The story so far: you have appointed an avowed fascist as manager of a football club that has forever been a bastion of working class Labour. You did not consult your vice-chairman, a local MP and former Foreign Secretary, who quit the board as soon as he heard.
Your chief executive has dismissed this principled resignation as “some people trying to turn the appointment of a new head coach into a political circus”. Your manager, Paolo Di Canio, refuses to explain what he thought he was doing eight years ago when he was photographed saluting Italian fans in a pose that made him look like a fanatical Nazi.

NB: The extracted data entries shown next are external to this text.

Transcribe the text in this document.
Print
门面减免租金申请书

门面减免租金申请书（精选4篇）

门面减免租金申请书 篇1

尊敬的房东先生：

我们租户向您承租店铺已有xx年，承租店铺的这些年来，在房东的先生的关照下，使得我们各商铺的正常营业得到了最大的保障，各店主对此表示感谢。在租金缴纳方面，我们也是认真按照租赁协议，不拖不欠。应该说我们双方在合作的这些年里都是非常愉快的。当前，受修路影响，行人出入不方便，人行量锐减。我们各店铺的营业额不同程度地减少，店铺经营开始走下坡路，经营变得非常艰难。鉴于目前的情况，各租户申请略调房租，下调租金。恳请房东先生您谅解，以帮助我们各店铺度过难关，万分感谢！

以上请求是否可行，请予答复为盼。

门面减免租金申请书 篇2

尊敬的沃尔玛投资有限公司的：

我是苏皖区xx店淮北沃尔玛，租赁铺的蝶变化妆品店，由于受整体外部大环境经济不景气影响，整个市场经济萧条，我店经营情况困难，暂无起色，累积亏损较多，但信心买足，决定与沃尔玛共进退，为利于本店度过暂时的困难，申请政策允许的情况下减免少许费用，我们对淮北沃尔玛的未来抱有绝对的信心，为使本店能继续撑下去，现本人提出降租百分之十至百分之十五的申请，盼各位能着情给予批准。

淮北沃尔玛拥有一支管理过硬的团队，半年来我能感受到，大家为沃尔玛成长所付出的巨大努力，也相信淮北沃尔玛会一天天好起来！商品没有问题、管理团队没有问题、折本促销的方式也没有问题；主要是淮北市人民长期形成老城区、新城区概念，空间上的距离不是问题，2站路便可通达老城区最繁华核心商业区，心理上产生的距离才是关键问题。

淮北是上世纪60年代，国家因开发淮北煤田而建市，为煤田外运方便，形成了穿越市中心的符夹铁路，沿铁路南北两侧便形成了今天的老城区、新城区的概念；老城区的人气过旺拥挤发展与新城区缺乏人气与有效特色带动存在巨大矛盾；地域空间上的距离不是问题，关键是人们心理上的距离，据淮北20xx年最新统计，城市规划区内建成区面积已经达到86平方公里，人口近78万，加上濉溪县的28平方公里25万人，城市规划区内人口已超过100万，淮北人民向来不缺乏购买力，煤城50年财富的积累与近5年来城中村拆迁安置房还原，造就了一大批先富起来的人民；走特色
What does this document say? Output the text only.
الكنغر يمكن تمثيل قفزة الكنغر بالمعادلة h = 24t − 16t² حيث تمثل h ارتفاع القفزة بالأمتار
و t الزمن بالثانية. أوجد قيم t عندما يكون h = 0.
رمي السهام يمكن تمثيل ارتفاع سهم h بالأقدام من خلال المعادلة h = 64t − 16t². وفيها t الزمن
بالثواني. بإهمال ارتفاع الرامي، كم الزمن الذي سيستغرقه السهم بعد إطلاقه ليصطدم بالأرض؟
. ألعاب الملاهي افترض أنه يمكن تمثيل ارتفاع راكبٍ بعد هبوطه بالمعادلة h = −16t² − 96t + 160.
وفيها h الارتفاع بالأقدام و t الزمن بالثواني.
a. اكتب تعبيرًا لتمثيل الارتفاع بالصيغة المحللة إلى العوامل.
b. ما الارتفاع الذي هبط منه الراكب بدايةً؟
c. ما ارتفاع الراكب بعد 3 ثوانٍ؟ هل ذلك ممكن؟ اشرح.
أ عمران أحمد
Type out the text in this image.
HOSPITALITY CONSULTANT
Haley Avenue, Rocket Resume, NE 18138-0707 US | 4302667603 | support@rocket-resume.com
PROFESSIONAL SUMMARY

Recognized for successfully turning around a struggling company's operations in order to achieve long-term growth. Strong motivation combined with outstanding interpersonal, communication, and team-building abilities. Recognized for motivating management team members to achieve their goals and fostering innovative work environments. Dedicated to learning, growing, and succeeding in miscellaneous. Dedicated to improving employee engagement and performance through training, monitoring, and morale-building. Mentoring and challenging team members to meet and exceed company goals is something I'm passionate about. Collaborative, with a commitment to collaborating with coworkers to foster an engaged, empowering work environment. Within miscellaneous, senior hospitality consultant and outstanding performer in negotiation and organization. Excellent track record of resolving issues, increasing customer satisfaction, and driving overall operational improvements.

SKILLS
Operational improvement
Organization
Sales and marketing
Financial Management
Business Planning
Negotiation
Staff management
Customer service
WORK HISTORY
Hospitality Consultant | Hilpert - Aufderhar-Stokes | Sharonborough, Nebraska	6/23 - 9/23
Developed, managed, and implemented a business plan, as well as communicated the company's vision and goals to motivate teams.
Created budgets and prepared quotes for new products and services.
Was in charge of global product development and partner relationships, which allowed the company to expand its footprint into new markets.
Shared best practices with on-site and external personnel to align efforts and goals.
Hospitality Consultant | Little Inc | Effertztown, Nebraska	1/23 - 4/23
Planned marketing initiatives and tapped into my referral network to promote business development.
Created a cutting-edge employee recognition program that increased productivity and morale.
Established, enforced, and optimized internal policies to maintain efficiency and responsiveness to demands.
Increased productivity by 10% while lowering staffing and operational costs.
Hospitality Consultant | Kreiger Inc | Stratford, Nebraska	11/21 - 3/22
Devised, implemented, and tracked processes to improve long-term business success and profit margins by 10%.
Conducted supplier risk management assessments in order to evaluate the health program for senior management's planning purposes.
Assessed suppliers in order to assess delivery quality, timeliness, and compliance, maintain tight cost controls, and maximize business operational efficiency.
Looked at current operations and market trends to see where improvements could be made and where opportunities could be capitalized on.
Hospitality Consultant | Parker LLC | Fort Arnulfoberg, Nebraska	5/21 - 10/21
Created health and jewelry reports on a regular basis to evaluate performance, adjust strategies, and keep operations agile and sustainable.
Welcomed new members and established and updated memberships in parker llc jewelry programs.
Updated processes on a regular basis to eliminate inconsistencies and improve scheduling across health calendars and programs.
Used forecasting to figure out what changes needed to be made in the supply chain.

The hot-shot media advisor that Ellis Short so badly needs right now will take two minutes to explain that the situation is going to become horribly worse until the chief executive keeps her mouth shut and Mr Di Canio either apologises for his previous actions or gives a convincing explanation of his current thinking.
Things may be different in Italy, but Mr Di Canio is alone in this country in believing that you can be a fascist without being a racist. Until he recants he will stand as a rallying point for the racist thugs British football clubs have campaigned so hard to exclude from the game.
If there is one issue that has united the media here for the past 70-odd years it has been an implacable hostility to fascism as well as to the violent opposition it attracts. They are not going to drop this story until the matter is resolved.
You cannot divorce sport from politics, and unless the management recognises this quickly and publicly Sunderland FC will suffer something much worse than demotion from the Premiership.